Supertonic MNN is a high-performance, lightweight multilingual text-to-speech (TTS) library powered by MNN inference engine. It supports 30+ languages, 10 voice styles, and provides both CLI and Python API.
Demo video: https://www.bilibili.com/video/BV1VFqiBSER3
- Multilingual: 30+ languages (English, Korean, Japanese, French, German, Spanish, etc.)
- Fast Inference: RTF ~ 0.07 on CPU
- Multiple Model Versions: v2 (multilingual) and v3 (30+ languages)
- Precision Options: fp32, fp16, int8
- 10 Voice Styles: M1-M5 (male), F1-F5 (female)
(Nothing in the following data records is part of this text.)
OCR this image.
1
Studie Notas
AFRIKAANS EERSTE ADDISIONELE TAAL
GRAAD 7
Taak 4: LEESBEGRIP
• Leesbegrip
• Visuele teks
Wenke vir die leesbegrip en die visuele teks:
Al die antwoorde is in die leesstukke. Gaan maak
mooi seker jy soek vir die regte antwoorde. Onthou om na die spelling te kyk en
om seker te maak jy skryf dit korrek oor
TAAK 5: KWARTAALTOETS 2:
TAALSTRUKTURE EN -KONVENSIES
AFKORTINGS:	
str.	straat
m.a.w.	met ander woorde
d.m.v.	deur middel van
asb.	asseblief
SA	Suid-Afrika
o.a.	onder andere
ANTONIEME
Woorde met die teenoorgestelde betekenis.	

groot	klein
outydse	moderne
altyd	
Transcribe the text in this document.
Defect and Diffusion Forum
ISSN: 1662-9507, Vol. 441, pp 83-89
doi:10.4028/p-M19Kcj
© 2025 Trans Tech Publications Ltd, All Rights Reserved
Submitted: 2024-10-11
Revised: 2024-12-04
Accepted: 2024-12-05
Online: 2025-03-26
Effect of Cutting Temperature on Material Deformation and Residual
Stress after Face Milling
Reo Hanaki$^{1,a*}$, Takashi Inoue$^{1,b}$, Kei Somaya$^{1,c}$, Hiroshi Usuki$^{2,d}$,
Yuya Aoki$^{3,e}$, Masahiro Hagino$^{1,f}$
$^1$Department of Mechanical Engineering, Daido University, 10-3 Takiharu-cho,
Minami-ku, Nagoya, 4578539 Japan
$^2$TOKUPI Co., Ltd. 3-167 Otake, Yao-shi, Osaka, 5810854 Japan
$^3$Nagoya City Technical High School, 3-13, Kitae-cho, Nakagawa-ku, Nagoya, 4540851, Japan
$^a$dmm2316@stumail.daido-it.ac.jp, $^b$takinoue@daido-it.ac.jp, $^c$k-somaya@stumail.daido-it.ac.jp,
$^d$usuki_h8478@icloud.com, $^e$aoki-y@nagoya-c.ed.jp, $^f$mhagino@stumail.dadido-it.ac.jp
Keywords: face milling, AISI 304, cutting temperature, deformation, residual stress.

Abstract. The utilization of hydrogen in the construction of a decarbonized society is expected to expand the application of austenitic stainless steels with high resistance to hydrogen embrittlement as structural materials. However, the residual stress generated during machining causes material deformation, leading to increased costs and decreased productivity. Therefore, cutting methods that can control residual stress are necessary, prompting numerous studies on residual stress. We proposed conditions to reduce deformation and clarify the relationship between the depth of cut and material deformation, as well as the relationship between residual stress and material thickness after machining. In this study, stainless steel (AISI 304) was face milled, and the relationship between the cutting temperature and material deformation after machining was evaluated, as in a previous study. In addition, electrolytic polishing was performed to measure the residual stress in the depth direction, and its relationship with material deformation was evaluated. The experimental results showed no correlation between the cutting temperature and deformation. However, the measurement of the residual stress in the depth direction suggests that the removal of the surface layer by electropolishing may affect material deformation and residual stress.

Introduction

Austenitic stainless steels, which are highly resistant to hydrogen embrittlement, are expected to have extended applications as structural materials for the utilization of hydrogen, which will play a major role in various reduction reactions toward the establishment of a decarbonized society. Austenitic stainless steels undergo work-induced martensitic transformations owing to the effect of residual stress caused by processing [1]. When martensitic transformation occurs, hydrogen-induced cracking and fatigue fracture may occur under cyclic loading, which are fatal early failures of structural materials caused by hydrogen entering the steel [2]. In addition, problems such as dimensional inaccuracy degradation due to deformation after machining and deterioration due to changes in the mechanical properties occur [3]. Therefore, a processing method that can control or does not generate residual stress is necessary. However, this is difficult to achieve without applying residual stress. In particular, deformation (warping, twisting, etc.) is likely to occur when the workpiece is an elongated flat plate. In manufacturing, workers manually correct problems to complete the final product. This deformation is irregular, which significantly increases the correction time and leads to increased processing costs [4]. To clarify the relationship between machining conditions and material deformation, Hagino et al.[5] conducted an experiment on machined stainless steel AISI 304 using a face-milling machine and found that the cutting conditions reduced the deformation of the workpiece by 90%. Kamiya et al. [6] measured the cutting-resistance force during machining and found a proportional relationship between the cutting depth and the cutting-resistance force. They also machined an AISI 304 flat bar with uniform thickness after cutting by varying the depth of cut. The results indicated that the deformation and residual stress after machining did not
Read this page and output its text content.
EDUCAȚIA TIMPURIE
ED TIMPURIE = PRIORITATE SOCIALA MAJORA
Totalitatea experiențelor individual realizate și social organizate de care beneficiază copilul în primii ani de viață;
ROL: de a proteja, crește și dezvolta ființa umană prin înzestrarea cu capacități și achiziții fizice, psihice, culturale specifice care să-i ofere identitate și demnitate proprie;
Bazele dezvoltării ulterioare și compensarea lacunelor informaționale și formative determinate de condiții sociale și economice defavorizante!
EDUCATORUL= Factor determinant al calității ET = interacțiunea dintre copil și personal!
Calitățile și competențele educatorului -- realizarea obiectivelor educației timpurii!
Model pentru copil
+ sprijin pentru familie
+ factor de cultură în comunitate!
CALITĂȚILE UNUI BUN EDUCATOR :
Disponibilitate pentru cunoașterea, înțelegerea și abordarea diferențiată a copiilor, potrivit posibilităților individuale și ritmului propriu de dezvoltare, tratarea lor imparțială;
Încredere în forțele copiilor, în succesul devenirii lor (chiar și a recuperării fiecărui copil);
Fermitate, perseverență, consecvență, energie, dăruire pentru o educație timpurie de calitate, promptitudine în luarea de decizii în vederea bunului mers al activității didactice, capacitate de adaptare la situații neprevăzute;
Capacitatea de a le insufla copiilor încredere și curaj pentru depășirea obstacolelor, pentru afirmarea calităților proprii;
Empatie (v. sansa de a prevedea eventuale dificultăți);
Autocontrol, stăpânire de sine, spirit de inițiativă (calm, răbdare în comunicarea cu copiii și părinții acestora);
| Version | Languages | HuggingFace |
|---|---|---|
| v3 | 30+ languages + language-agnostic | yunfengwang/supertonic-tts-mnn |
| v2 | en, ko, es, pt, fr | yunfengwang/supertonic-tts-mnn |
Original ONNX models: Supertone/supertonic-2, Supertone/supertonic-3
Requires Python 3.10 (MNN constraint).
# Install with uv (recommended)
uv sync
# Or install with pip
pip install supertonic-mnnTo run the Gradio demo:
uv sync --group demo
uv run python app.py# English (default)
echo "Hello world" | uv run supertonic-mnn -o hello.wav
# Korean
echo "안녕하세요" | uv run supertonic-mnn --lang ko -o hello_ko.wav
# Japanese with v3 model, female voice
echo "こんにちは" | uv run supertonic-mnn --lang ja --version v3 --voice F1 -o hello_ja.wavfrom supertonic_mnn import SupertonicTTS
tts = SupertonicTTS(version="v3")
# English
audio, sr = tts.synthesize("Hello world", lang="en", voice="M1", output_file="hello.wav")
# Korean
audio, sr = tts.synthesize("안녕하세요", lang="ko", voice="F1", output_file="hello_ko.wav")
# Japanese
audio, sr = tts.synthesize("こんにちは", lang="ja", voice="M2", output_file="hello_ja.wav")en, ko, ja, ar, bg, cs, da, de, el, es, et, fi, fr, hi, hr, hu, id, it, lt, lv, nl, pl, pt, ro, ru, sk, sl, sv, tr, uk, vi, na (language-agnostic)
Full documentation: Supertonic MNN Docs
This project is based on the original Supertonic by Supertone Inc.
Supertonic MNN 是一个基于 MNN 推理引擎的高性能、轻量级多语言文本转语音 (TTS) 库。支持 30+ 语言、10 种音色,同时提供命令行和 Python API。
Demo video: https://www.bilibili.com/video/BV1VFqiBSER3
- 多语言支持: 30+ 语言(英语、韩语、日语、法语、德语、西班牙语等)
- 极速推理: CPU 上 RTF 约 0.07
- 多模型版本: v2(多语言)和 v3(30+ 语言)
- 多精度: fp32, fp16, int8
- 10 种音色: M1-M5(男声),F1-F5(女声)
| 版本 | 语言 | HuggingFace |
|---|---|---|
| v3 | 30+ 语言 + 语言无关模式 | yunfengwang/supertonic-tts-mnn |
| v2 | en, ko, es, pt, fr | yunfengwang/supertonic-tts-mnn |
原始 ONNX 模型: Supertone/supertonic-2, Supertone/supertonic-3
需要 Python 3.10(MNN 限制)。
# 使用 uv 安装(推荐)
uv sync
# 或使用 pip 安装
pip install supertonic-mnn运行 Gradio demo:
uv sync --group demo
uv run python app.py# 英语(默认)
echo "Hello world" | uv run supertonic-mnn -o hello.wav
# 韩语
echo "안녕하세요" | uv run supertonic-mnn --lang ko -o hello_ko.wav
# 日语,v3 模型,女声
echo "こんにちは" | uv run supertonic-mnn --lang ja --version v3 --voice F1 -o hello_ja.wavfrom supertonic_mnn import SupertonicTTS
tts = SupertonicTTS(version="v3")
# 英语
audio, sr = tts.synthesize("Hello world", lang="en", voice="M1", output_file="hello.wav")
# 韩语
audio, sr = tts.synthesize("안녕하세요", lang="ko", voice="F1", output_file="hello_ko.wav")
# 日语
audio, sr = tts.synthesize("こんにちは", lang="ja", voice="M2", output_file="hello_ja.wav")en, ko, ja, ar, bg, cs, da, de, el, es, et, fi, fr, hi, hr, hu, id, it, lt, lv, nl, pl, pt, ro, ru, sk, sl, sv, tr, uk, vi, na(语言无关)
完整文档: Supertonic MNN Docs
本项目基于 Supertone Inc. 的原始 Supertonic 工作。